Oil sheen contained in Talbert Channel near site of last year’s major O.C. pipeline spill.
A few hundred feet from my campsite in a sandy marshland, a man stands with a machete in hand, slicing up the long stalks of sugar cane. He wears a faded, orange T-shirt and knee-high rubber boots. He is the only one at the spot I notice until a small black van passes by. He raises his arm. “This is where the pipeline will cross.” Then he turns and walks back toward his sugar cane.
The man wasn’t there last year, when I stood on the shores of a lake near Valdez, Alaska, as the pipeline spilled its load into the ocean in March, killing eleven people and sickening tens of thousands.
It is impossible to imagine anything more frightening to a wildlife enthusiast like me. Yet with the knowledge that, just a few months later, a pipeline company was granted a permit to lay one mile of the new oil pipeline that would carry a new load of oil through the coastal wilderness of Alaska, I couldn’t help but wonder: What if it happened here? What if some company took the time to do a little research before making the tragic decision to lay the pipeline through Talbert Channel, just north of Fairbanks? What if it found the site where the pipeline was supposed to cross a marshland?
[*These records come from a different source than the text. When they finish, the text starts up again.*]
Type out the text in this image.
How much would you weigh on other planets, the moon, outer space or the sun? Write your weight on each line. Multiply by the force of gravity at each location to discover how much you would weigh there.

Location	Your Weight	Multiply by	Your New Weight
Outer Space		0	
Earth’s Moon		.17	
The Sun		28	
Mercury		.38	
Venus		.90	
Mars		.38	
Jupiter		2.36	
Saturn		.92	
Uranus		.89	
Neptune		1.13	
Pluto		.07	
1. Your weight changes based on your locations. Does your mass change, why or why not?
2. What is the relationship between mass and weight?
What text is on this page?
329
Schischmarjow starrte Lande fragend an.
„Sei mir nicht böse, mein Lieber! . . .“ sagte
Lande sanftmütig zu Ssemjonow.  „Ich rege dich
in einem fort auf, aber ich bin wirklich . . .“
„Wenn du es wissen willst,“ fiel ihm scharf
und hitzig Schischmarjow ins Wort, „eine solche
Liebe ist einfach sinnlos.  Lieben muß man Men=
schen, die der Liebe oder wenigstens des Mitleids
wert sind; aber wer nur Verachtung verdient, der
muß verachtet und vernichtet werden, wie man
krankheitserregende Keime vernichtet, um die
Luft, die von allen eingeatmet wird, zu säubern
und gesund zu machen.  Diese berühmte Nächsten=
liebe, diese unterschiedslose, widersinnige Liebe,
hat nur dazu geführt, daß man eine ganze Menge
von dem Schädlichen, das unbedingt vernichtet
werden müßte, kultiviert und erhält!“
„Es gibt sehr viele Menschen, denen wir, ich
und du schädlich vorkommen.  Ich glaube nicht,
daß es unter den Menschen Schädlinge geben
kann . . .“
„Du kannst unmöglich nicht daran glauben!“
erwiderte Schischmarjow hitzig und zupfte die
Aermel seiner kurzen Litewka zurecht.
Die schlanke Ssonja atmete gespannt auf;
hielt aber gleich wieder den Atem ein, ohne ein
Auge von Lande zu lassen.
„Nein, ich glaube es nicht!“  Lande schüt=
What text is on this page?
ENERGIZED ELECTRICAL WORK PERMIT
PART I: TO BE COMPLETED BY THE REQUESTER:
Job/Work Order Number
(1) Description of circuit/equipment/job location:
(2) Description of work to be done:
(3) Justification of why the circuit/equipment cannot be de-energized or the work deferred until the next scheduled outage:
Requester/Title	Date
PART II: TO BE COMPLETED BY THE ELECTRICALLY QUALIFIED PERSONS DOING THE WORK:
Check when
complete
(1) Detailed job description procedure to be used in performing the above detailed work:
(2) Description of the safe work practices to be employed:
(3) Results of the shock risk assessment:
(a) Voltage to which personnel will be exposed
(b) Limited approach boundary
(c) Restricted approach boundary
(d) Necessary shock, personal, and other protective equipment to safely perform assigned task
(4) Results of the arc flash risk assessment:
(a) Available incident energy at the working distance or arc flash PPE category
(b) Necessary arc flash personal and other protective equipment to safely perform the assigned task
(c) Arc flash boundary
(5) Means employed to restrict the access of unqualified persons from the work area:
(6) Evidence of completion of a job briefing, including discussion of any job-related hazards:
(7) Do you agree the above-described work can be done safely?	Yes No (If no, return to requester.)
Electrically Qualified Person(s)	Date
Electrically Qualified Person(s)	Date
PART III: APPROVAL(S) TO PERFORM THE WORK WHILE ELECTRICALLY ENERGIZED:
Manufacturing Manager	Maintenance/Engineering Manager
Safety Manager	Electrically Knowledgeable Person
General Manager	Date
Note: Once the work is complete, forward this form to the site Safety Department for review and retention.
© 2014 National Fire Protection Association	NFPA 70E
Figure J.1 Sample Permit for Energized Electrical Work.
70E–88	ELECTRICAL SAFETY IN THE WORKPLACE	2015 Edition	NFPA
On April 20, 2015, oil from the Keystone XL pipeline broke open and spilled into the pristine waters of the Arctic Ocean. A few hundred feet from my campsite, the first person to observe the spill was a young biologist from Woods Hole, John P. Marquet. I’ve visited Marquet’s camp since then dozens of times, and each time I have the same question: What if it happened here, instead of in Alaska? What if it was a few people in the wrong place instead of thousands?